This repo is frozen at a pre-training state. The trained version is private. IMPORTANT treat this like you would a template (ironic, i know), i have essentially amputated core config, schema, and propagation across core functionality; to separate the architecture from the project, I sterilized sensitive info and stubbed these across project specific (eg thresholds, schema, etc) core functionality. Any routing and custom handling has been replaced with a general placeholder if you will (hate that word though). HOWEVER! You would need to modify these regardless to use the system anyway. The core is operable even after gating everything that would propagate for production.
But! It is made reusable through generalizing the tailored aspects. and despite that, the system still works as is throughout these main mechanisms:
Core pipeline (ingest → tokenize → candidates → decode → emit) is fully functional
Deterministic processing with SHA-based content addressing
Hungarian assignment decoder with weak-prior fallback
XGBoost training infrastructure (requires labeled data)
Comprehensive tests for determinism, idempotency, contract integrity
Normalization for dates, amounts, and IDs
Invoice extraction usually means picking your failure mode:
- Manual entry: slow, expensive, doesn't scale
- Vendor solutions: $100K+ upfront, recurring costs, vendor lock-in
- Vision models: GPU costs, latency, overkill for documents with native text
- OCR: introduces errors, unnecessary for PDFs with text layers
- Template rules: brittle, breaks on layout changes, fails silently
This system takes a different approach: deterministic feature-based extraction using native PDF text layers.
No vendor lock-in. No GPU costs. No OCR errors. No brittle rules.
Worth reading if:
- PDFs with native text layers (the entire point—leverage what's already there!)
- Multiple vendors with varying layouts
- Need for audit trails and provenance (compliance, financial reporting)

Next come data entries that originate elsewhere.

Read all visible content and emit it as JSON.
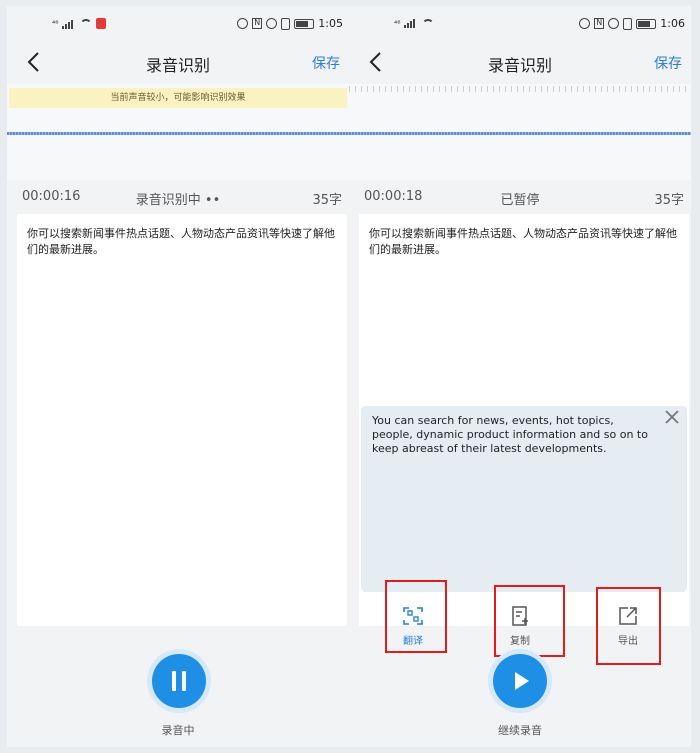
{
  "colors": {
    "accent": "#2a7de1",
    "button": "#1f8fe6",
    "highlight_box": "#e01c1c",
    "notice_bg": "#fbf2c2"
  },
  "left": {
    "status": {
      "time": "1:05",
      "carrier_label": "⁴⁶"
    },
    "nav": {
      "title": "录音识别",
      "save": "保存"
    },
    "notice": "当前声音较小，可能影响识别效果",
    "info": {
      "elapsed": "00:00:16",
      "state": "录音识别中 ••",
      "count": "35字"
    },
    "transcript": "你可以搜索新闻事件热点话题、人物动态产品资讯等快速了解他们的最新进展。",
    "bottom": {
      "label": "录音中",
      "icon": "pause-icon"
    }
  },
  "right": {
    "status": {
      "time": "1:06",
      "carrier_label": "⁴⁶"
    },
    "nav": {
      "title": "录音识别",
      "save": "保存"
    },
    "info": {
      "elapsed": "00:00:18",
      "state": "已暂停",
      "count": "35字"
    },
    "transcript": "你可以搜索新闻事件热点话题、人物动态产品资讯等快速了解他们的最新进展。",
    "translation": "You can search for news, events, hot topics, people, dynamic product information and so on to keep abreast of their latest developments.",
    "actions": [
      {
        "label": "翻译",
        "icon": "translate-icon",
        "active": true
      },
      {
        "label": "复制",
        "icon": "copy-icon",
        "active": false
      },
      {
        "label": "导出",
        "icon": "export-icon",
        "active": false
      }
    ],
    "bottom": {
      "label": "继续录音",
      "icon": "play-icon"
    }
  }
}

- In-house development capability
- Deterministic, reproducible outputs
- Paying a small team to manually process invoices and want to automate without recurring vendor costs
- Want accurate, auditable, reliable extraction without external dependencies
Save yourself the time if:
Generally, if costs outweigh benefits, don't do it. (General life advice, also applies here.)

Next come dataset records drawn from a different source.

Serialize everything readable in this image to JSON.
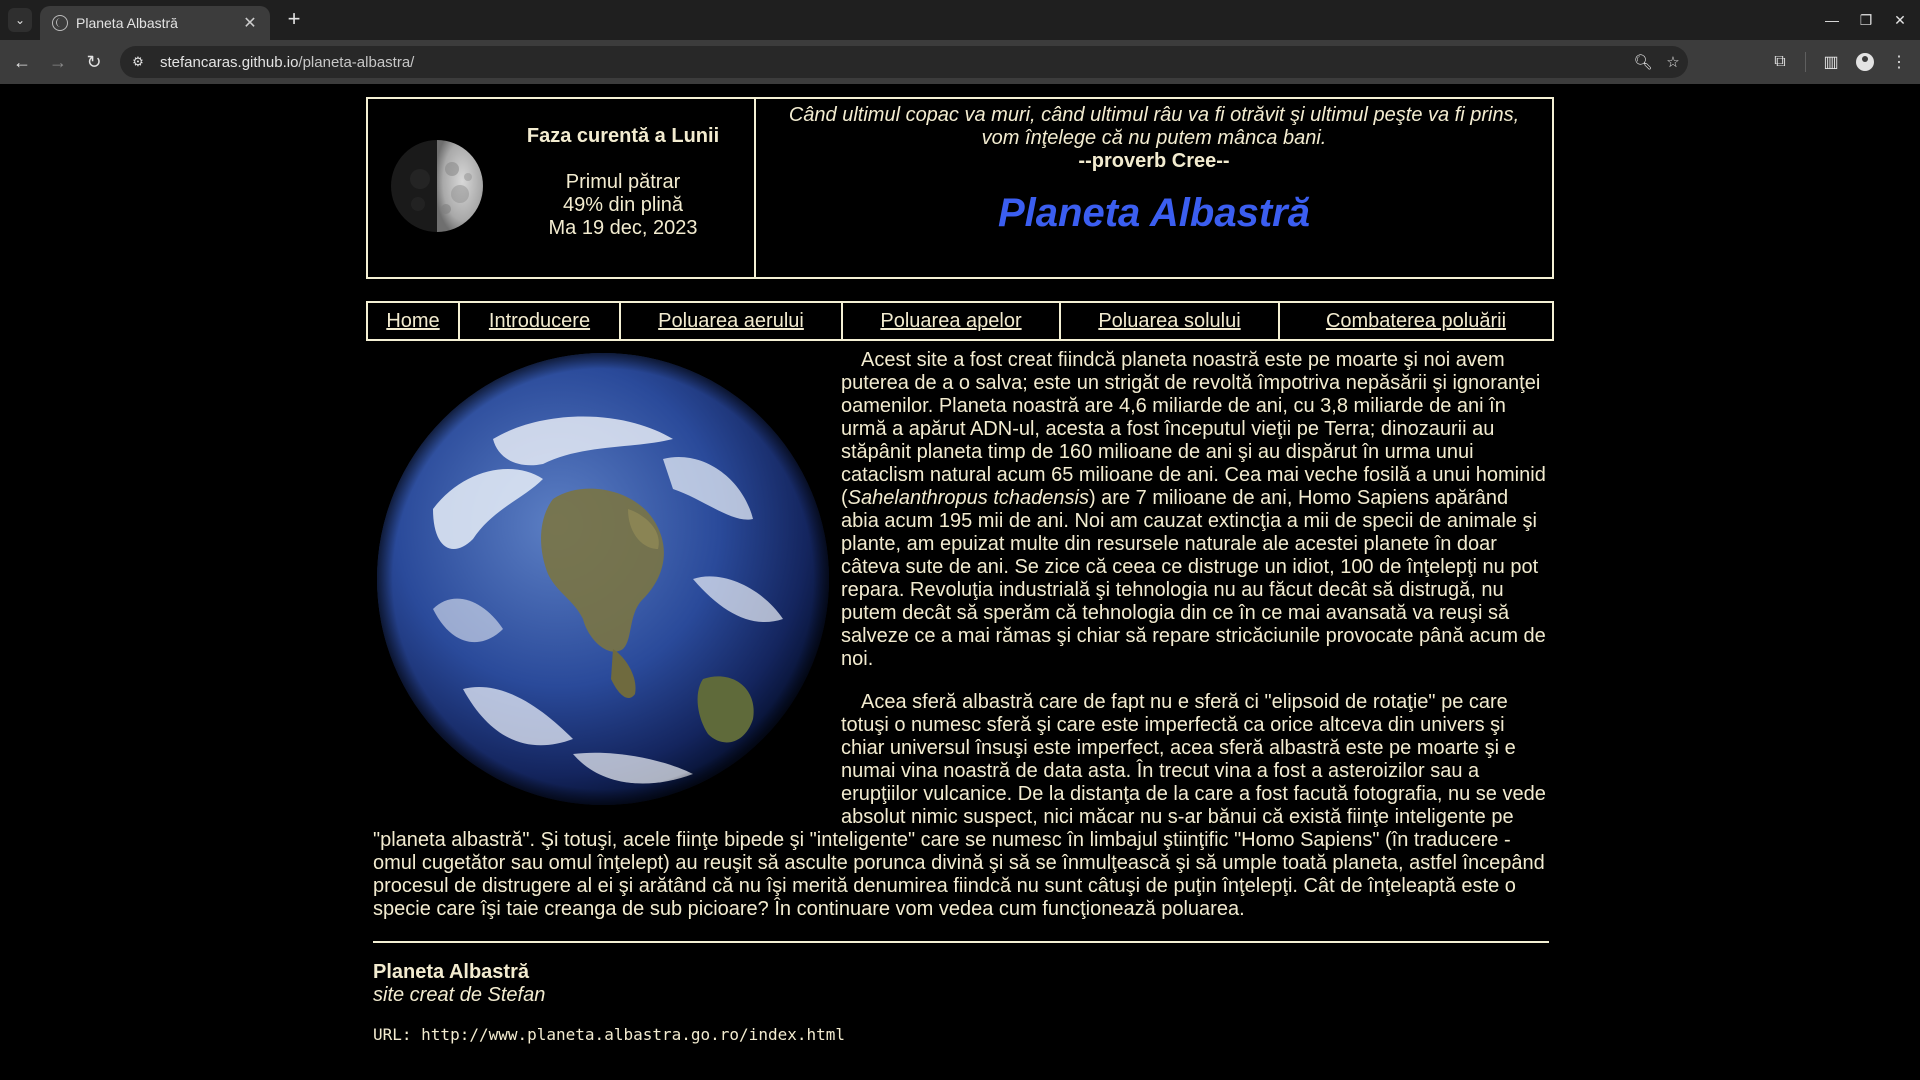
{
  "browser": {
    "tab_title": "Planeta Albastră",
    "url_host": "stefancaras.github.io",
    "url_path": "/planeta-albastra/"
  },
  "moon": {
    "title": "Faza curentă a Lunii",
    "phase": "Primul pătrar",
    "illumination": "49% din plină",
    "date": "Ma 19 dec, 2023"
  },
  "quote": {
    "line1": "Când ultimul copac va muri, când ultimul râu va fi otrăvit şi ultimul peşte va fi prins,",
    "line2": "vom înţelege că nu putem mânca bani.",
    "author": "--proverb Cree--"
  },
  "site_title": "Planeta Albastră",
  "nav": [
    {
      "label": "Home"
    },
    {
      "label": "Introducere"
    },
    {
      "label": "Poluarea aerului"
    },
    {
      "label": "Poluarea apelor"
    },
    {
      "label": "Poluarea solului"
    },
    {
      "label": "Combaterea poluării"
    }
  ],
  "content": {
    "p1_before": "Acest site a fost creat fiindcă planeta noastră este pe moarte şi noi avem puterea de a o salva; este un strigăt de revoltă împotriva nepăsării şi ignoranţei oamenilor. Planeta noastră are 4,6 miliarde de ani, cu 3,8 miliarde de ani în urmă a apărut ADN-ul, acesta a fost începutul vieţii pe Terra; dinozaurii au stăpânit planeta timp de 160 milioane de ani şi au dispărut în urma unui cataclism natural acum 65 milioane de ani. Cea mai veche fosilă a unui hominid (",
    "p1_italic": "Sahelanthropus tchadensis",
    "p1_after": ") are 7 milioane de ani, Homo Sapiens apărând abia acum 195 mii de ani. Noi am cauzat extincţia a mii de specii de animale şi plante, am epuizat multe din resursele naturale ale acestei planete în doar câteva sute de ani. Se zice că ceea ce distruge un idiot, 100 de înţelepţi nu pot repara. Revoluţia industrială şi tehnologia nu au făcut decât să distrugă, nu putem decât să sperăm că tehnologia din ce în ce mai avansată va reuşi să salveze ce a mai rămas şi chiar să repare stricăciunile provocate până acum de noi.",
    "p2": "Acea sferă albastră care de fapt nu e sferă ci \"elipsoid de rotaţie\" pe care totuşi o numesc sferă şi care este imperfectă ca orice altceva din univers şi chiar universul însuşi este imperfect, acea sferă albastră este pe moarte şi e numai vina noastră de data asta. În trecut vina a fost a asteroizilor sau a erupţiilor vulcanice. De la distanţa de la care a fost facută fotografia, nu se vede absolut nimic suspect, nici măcar nu s-ar bănui că există fiinţe inteligente pe \"planeta albastră\". Şi totuşi, acele fiinţe bipede şi \"inteligente\" care se numesc în limbajul ştiinţific \"Homo Sapiens\" (în traducere - omul cugetător sau omul înţelept) au reuşit să asculte porunca divină şi să se înmulţească şi să umple toată planeta, astfel începând procesul de distrugere al ei şi arătând că nu îşi merită denumirea fiindcă nu sunt câtuşi de puţin înţelepţi. Cât de înţeleaptă este o specie care îşi taie creanga de sub picioare? În continuare vom vedea cum funcţionează poluarea."
  },
  "footer": {
    "title": "Planeta Albastră",
    "subtitle": "site creat de Stefan",
    "url": "URL: http://www.planeta.albastra.go.ro/index.html"
  }
}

- Scanned documents without text layers (you'll need OCR first, sorry)
- Single vendor with stable templates (simple rules work fine—"stable" is the hint)
- Need immediate deployment with zero setup
- No ML/engineering resources (just buy a vendor solution)
- Unstructured documents (this is built for semi-structured invoices)
This was my thought exactly. My best guess is that most don't have to process thousands of invoices a month to genuinely deliberate on Pareto efficiency. This pipeline does also require combining expertise across feature engineering, optimization algorithms, production ML systems, and if it's even an actual word - PDF internals.
Most default to the less bad option:
- Vendor solutions: easy to buy (if your required volume is modest), no engineering required
- Vision models: feels more rigorous while still being able to work through implementation, feels much more liberating than external reliance
Both choices mean paying recurring costs forever instead of solving the problem once. This repo exists for teams that want to build it right and have the right inputs to use it
Python 3.10+
Dependencies: pdfplumber, pandas, pyarrow, numpy, xgboost, scipy, typer, python-dateutil, tqdm, doccano
# Core pipeline
pip install -e .
# With dev tools (testing, linting)
pip install -e .[dev]For annotation workflow:
Doccano requires pandas<2.0, which conflicts with the main pipeline (pandas>=2.0).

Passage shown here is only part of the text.